The answer to this will depend a great deal on other precedents that have been set as to the definition of a fast food restaurant. It will also depend on how good the lawyer for Pease in a Pod is. This is because the facts, as stated in your question, are not clear enough for us to know whether the alcohol ban will be applied in this case.
The question at issue here is whether Pease in a Pod is a fast food restaurant. In some ways, it clearly fits the definition because it has a standardized menu and people can get food to go. The issue arises because the definition of “table service” is not clear. Pease in a Pod does not have table service in the sense of having wait staff coming out and bringing food to patrons who have ordered at their tables. However, it does have workers who circulate and refill drinks. It would be possible to construe this as “table service.” If that is table service, then the alcohol ban will not stand.

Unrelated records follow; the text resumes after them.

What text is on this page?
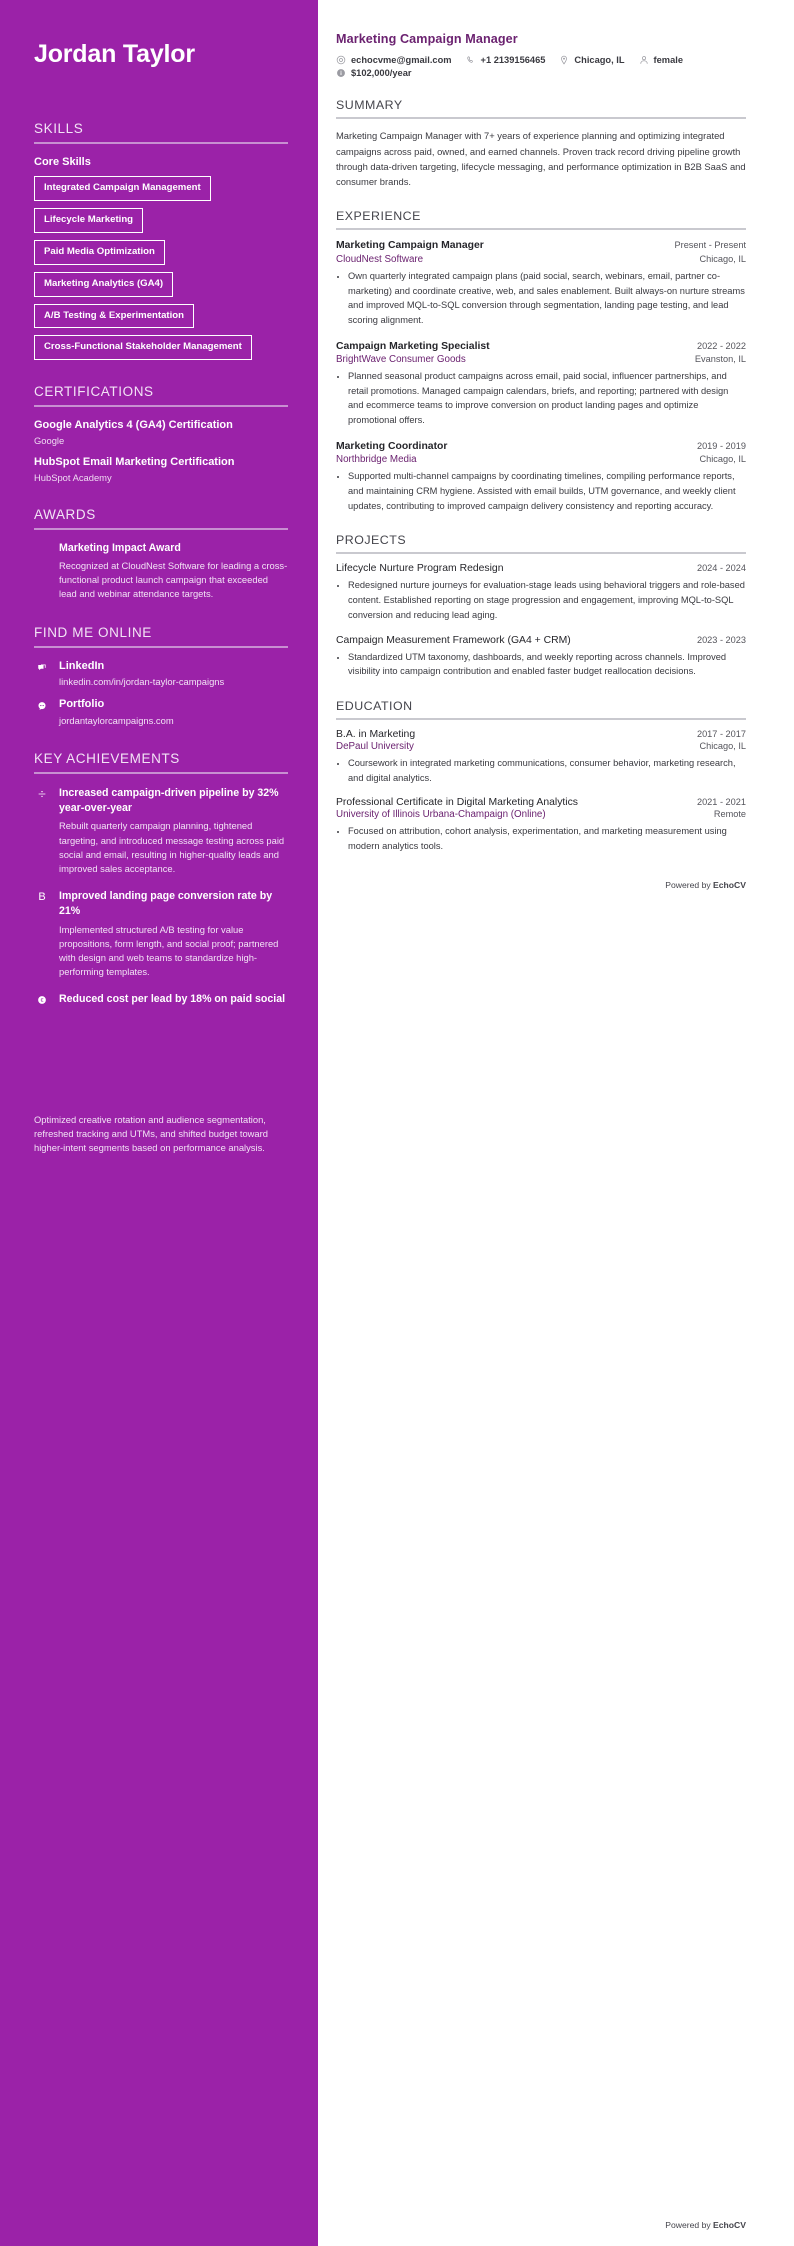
Jordan Taylor
SKILLS
Core Skills
Integrated Campaign Management
Lifecycle Marketing
Paid Media Optimization
Marketing Analytics (GA4)
A/B Testing & Experimentation
Cross-Functional Stakeholder Management
CERTIFICATIONS
Google Analytics 4 (GA4) Certification
Google
HubSpot Email Marketing Certification
HubSpot Academy
AWARDS
Marketing Impact Award
Recognized at CloudNest Software for leading a cross-functional product launch campaign that exceeded lead and webinar attendance targets.
FIND ME ONLINE
LinkedIn
linkedin.com/in/jordan-taylor-campaigns
Portfolio
jordantaylorcampaigns.com
KEY ACHIEVEMENTS
Increased campaign-driven pipeline by 32% year-over-year
Rebuilt quarterly campaign planning, tightened targeting, and introduced message testing across paid social and email, resulting in higher-quality leads and improved sales acceptance.
B	Improved landing page conversion rate by 21%
Implemented structured A/B testing for value propositions, form length, and social proof; partnered with design and web teams to standardize high-performing templates.
€ Reduced cost per lead by 18% on paid social
Optimized creative rotation and audience segmentation, refreshed tracking and UTMs, and shifted budget toward higher-intent segments based on performance analysis.
Marketing Campaign Manager
echocvme@gmail.com	+1 2139156465	Chicago, IL	female
$102,000/year
SUMMARY

Marketing Campaign Manager with 7+ years of experience planning and optimizing integrated campaigns across paid, owned, and earned channels. Proven track record driving pipeline growth through data-driven targeting, lifecycle messaging, and performance optimization in B2B SaaS and consumer brands.

EXPERIENCE
Marketing Campaign Manager	Present - Present
CloudNest Software	Chicago, IL
• Own quarterly integrated campaign plans (paid social, search, webinars, email, partner co-marketing) and coordinate creative, web, and sales enablement. Built always-on nurture streams and improved MQL-to-SQL conversion through segmentation, landing page testing, and lead scoring alignment.
Campaign Marketing Specialist	2022 - 2022
BrightWave Consumer Goods	Evanston, IL
• Planned seasonal product campaigns across email, paid social, influencer partnerships, and retail promotions. Managed campaign calendars, briefs, and reporting; partnered with design and ecommerce teams to improve conversion on product landing pages and optimize promotional offers.
Marketing Coordinator	2019 - 2019
Northbridge Media	Chicago, IL
• Supported multi-channel campaigns by coordinating timelines, compiling performance reports, and maintaining CRM hygiene. Assisted with email builds, UTM governance, and weekly client updates, contributing to improved campaign delivery consistency and reporting accuracy.
PROJECTS
Lifecycle Nurture Program Redesign	2024 - 2024
• Redesigned nurture journeys for evaluation-stage leads using behavioral triggers and role-based content. Established reporting on stage progression and engagement, improving MQL-to-SQL conversion and reducing lead aging.
Campaign Measurement Framework (GA4 + CRM)	2023 - 2023
• Standardized UTM taxonomy, dashboards, and weekly reporting across channels. Improved visibility into campaign contribution and enabled faster budget reallocation decisions.
EDUCATION
B.A. in Marketing	2017 - 2017
DePaul University	Chicago, IL
• Coursework in integrated marketing communications, consumer behavior, marketing research, and digital analytics.
Professional Certificate in Digital Marketing Analytics	2021 - 2021
University of Illinois Urbana-Champaign (Online)	Remote
• Focused on attribution, cohort analysis, experimentation, and marketing measurement using modern analytics tools.
Powered by EchoCV
Powered by EchoCV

The problem is that we cannot tell what the definition of table service is. There are probably cases that have been brought in the past that have shed more light on the details of this issue. The outcome of this case would rest on such precedents to a great degree. If there is no clear-cut case in the precedents, then the outcome will depend largely on the skill of Pease in a Pod’s lawyers. If they can convince an adjudicator that personnel walking around, asking how things are and filling drinks constitutes table service, then the alcohol ban will not apply.
In short, there is simply no way to know for sure. The wording of the rule, as set down in this question, is not clear enough to tell us if the alcohol ban will apply to Pease.